How does Release Date Affect Oscars Best Picture Wins?
If you're just here for the answer to the title question, it is: Quite a bit. About 25% of the winners were released in December, and over half were released in the 3 months at the end of the year.
I used the enjoyable and optimistic-sounding Cheerio npm module (DOM traversal/selection a la jQuery, but in node.js) to scrape , and followed along with Mike Bostock's gentle d3 bar chart tutorial to put the data together in jsbin.
Here are the results:
I was hoping to do a little more explanation of how this was generated, but I'll save that for a future post. The code is pretty quick-and-dirty, anyway. If you'd like to do something with the cleaned-up data, the movies.json file is on github.

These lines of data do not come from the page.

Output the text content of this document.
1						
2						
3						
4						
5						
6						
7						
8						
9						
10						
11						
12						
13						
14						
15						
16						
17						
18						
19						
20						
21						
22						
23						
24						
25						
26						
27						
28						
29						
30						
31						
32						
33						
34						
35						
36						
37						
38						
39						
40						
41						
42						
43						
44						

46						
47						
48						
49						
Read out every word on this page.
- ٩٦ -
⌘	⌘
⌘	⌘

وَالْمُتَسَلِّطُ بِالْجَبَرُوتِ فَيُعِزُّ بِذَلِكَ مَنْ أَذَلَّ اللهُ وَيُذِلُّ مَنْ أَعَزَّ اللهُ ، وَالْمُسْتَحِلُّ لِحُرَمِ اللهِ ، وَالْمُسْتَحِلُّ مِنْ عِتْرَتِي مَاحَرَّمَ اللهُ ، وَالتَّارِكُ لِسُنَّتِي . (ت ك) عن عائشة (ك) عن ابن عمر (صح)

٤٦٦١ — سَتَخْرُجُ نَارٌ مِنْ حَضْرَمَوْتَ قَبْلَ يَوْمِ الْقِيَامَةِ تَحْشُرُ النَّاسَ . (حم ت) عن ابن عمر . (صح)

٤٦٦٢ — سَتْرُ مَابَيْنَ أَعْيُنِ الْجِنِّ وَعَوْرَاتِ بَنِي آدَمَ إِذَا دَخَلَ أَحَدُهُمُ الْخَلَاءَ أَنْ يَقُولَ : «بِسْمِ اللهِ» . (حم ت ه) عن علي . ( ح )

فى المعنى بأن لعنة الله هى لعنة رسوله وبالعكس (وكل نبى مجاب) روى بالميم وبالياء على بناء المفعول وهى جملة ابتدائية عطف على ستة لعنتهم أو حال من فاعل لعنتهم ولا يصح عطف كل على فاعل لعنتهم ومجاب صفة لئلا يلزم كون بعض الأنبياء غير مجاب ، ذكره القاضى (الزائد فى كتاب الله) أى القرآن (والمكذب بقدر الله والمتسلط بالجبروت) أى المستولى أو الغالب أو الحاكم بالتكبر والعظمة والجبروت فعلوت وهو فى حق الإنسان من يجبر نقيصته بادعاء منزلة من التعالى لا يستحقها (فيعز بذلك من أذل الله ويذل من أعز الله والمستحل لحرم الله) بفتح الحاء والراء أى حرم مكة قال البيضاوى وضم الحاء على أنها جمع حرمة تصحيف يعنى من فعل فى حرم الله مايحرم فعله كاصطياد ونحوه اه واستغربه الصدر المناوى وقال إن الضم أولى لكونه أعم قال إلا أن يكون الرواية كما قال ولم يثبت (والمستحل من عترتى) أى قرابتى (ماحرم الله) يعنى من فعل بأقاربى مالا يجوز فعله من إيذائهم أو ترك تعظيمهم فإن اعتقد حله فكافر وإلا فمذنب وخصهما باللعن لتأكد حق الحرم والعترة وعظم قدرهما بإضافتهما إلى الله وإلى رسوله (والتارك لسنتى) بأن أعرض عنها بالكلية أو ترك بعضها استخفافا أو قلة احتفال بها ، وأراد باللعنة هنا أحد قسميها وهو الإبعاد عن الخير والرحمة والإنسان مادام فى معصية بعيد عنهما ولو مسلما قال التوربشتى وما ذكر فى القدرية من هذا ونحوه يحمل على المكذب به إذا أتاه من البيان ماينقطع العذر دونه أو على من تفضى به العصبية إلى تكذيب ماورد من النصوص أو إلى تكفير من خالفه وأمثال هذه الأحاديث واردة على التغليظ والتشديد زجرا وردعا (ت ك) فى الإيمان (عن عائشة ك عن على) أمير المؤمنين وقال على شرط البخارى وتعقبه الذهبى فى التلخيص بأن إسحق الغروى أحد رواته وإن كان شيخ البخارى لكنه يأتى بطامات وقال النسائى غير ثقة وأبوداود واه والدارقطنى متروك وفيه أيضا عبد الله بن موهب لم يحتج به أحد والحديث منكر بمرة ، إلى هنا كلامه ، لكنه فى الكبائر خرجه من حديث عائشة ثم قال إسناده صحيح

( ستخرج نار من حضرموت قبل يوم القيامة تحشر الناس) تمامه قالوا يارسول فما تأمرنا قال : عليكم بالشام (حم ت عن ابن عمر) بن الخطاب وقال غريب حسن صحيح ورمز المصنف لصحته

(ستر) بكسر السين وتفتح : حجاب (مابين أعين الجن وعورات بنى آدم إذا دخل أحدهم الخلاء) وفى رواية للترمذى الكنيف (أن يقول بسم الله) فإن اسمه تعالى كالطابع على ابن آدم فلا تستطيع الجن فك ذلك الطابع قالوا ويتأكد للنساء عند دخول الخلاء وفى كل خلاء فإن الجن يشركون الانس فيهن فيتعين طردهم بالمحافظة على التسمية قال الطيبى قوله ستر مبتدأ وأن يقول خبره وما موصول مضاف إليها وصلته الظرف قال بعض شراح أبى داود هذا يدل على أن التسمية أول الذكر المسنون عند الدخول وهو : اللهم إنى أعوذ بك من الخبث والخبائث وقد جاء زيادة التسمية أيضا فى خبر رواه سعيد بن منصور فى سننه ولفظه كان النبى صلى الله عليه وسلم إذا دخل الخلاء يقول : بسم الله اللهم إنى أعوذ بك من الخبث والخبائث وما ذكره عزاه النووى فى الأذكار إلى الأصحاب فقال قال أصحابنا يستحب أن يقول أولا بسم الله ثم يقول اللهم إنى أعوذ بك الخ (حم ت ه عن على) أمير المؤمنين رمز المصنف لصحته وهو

What did I learn? Well, not a whole lot. My initial expectation was that the movies were released toward the end of the year. In retrospect, even though it seemed official, the Oscars.org best picture winners page was probably not the best one to use. I should have been clued in by the raw php code in the source HTML there. It seemed marginally easier to parse than Wikipedia, though, so I went with it, but the extra time spent cleaning up data by hand offset any gains.

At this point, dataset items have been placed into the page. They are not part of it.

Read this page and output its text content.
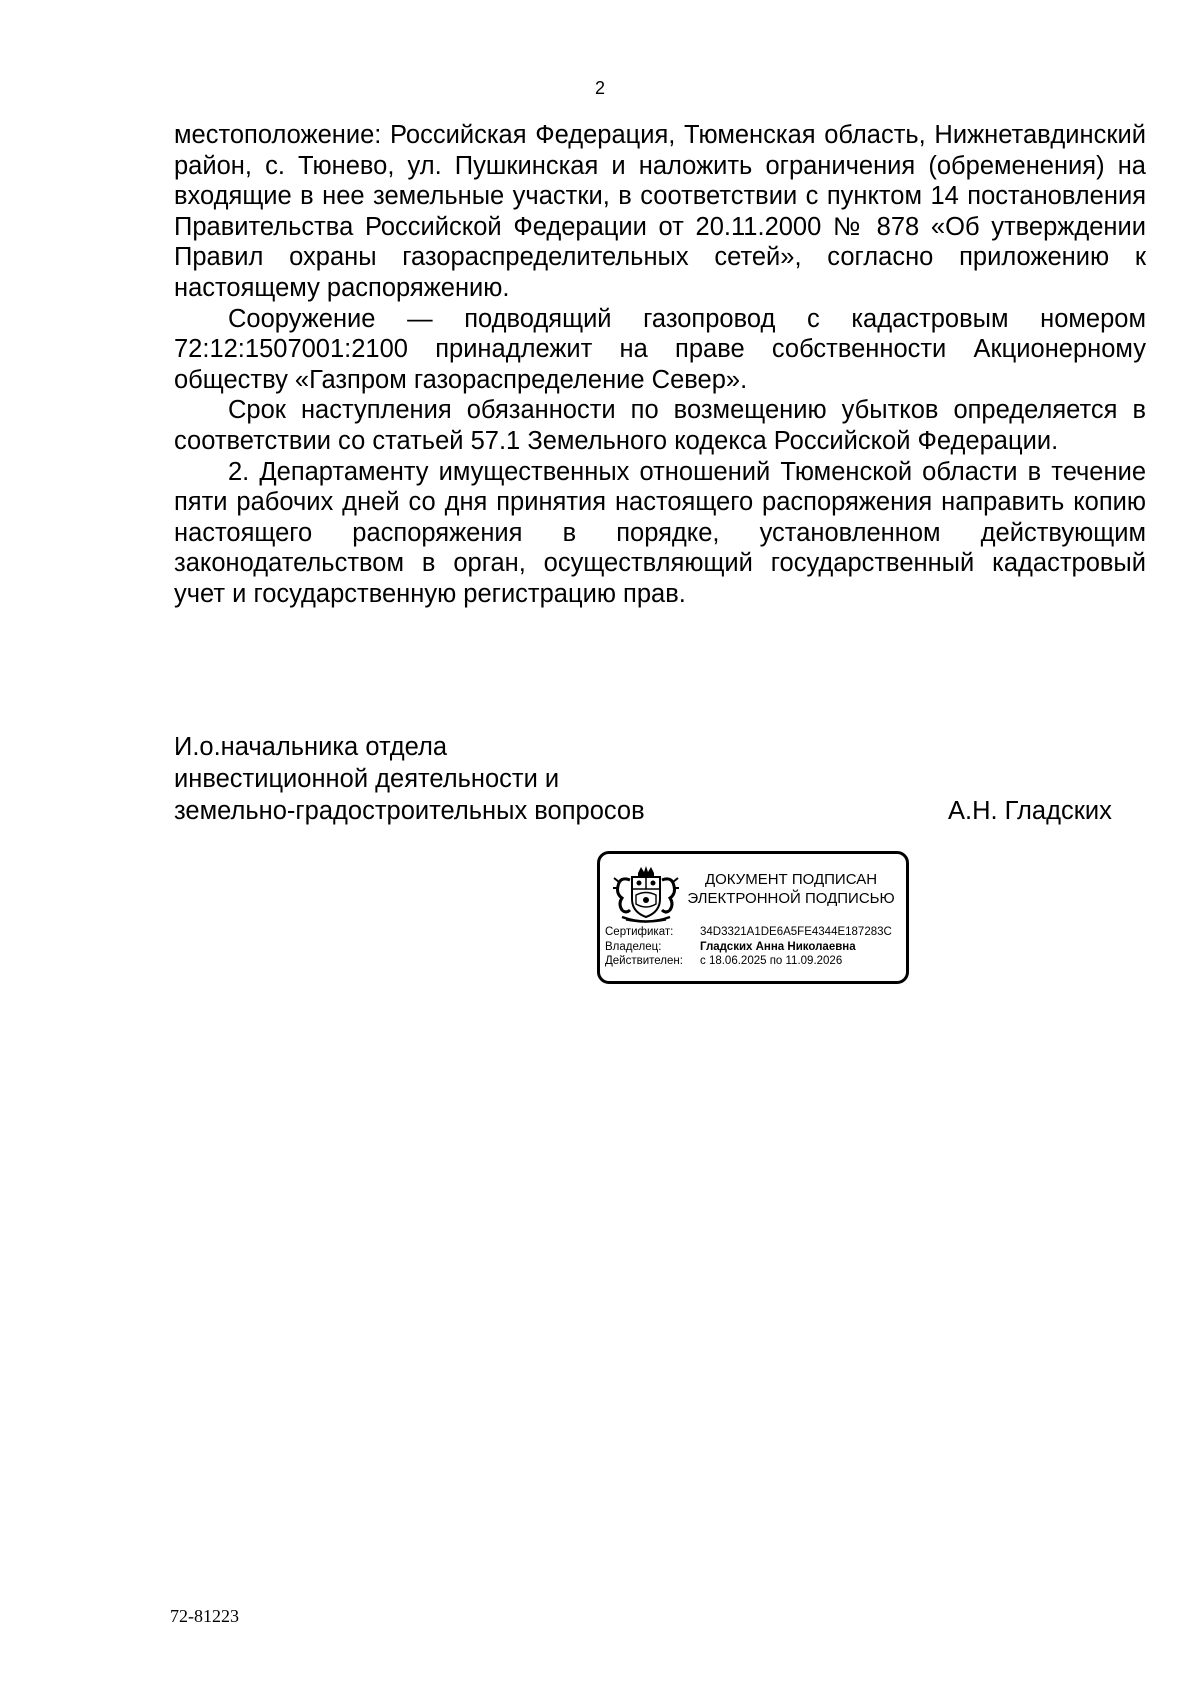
2

местоположение: Российская Федерация, Тюменская область, Нижнетавдинский район, с. Тюнево, ул. Пушкинская и наложить ограничения (обременения) на входящие в нее земельные участки, в соответствии с пунктом 14 постановления Правительства Российской Федерации от 20.11.2000 № 878 «Об утверждении Правил охраны газораспределительных сетей», согласно приложению к настоящему распоряжению.

Сооружение — подводящий газопровод с кадастровым номером 72:12:1507001:2100 принадлежит на праве собственности Акционерному обществу «Газпром газораспределение Север».

Срок наступления обязанности по возмещению убытков определяется в соответствии со статьей 57.1 Земельного кодекса Российской Федерации.

2. Департаменту имущественных отношений Тюменской области в течение пяти рабочих дней со дня принятия настоящего распоряжения направить копию настоящего распоряжения в порядке, установленном действующим законодательством в орган, осуществляющий государственный кадастровый учет и государственную регистрацию прав.

И.о.начальника отдела
инвестиционной деятельности и
земельно-градостроительных вопросов	А.Н. Гладских
ДОКУМЕНТ ПОДПИСАН
ЭЛЕКТРОННОЙ ПОДПИСЬЮ
Сертификат:	34D3321A1DE6A5FE4344E187283C
Владелец:	Гладских Анна Николаевна
Действителен:	с 18.06.2025 по 11.09.2026
72-81223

I was a bit surprised to realize how complicated release dates can be. The same movie gets released multiple times in the same country, and also in other countries, and also sometimes gets re-released. I had to put together some simple heuristics to choose the most appropriate date from lists like this one for The Sting.
Not-too-surprising fact: Lots of movies sneak in a limited release somewhere late in December but aren't available widely in the US until the following year (like Million Dollar Baby, which had a limited release in mid-December and the wide release about 7 weeks later).
Most surprising thing: Casablanca appears to be the only film listed to win for a year other than the one in which it was released. According to IMDB it was released in 1942 yet somehow won the 16th Academy Awards in 1943. Perhaps the notion of 'release date' is even looser than I realized.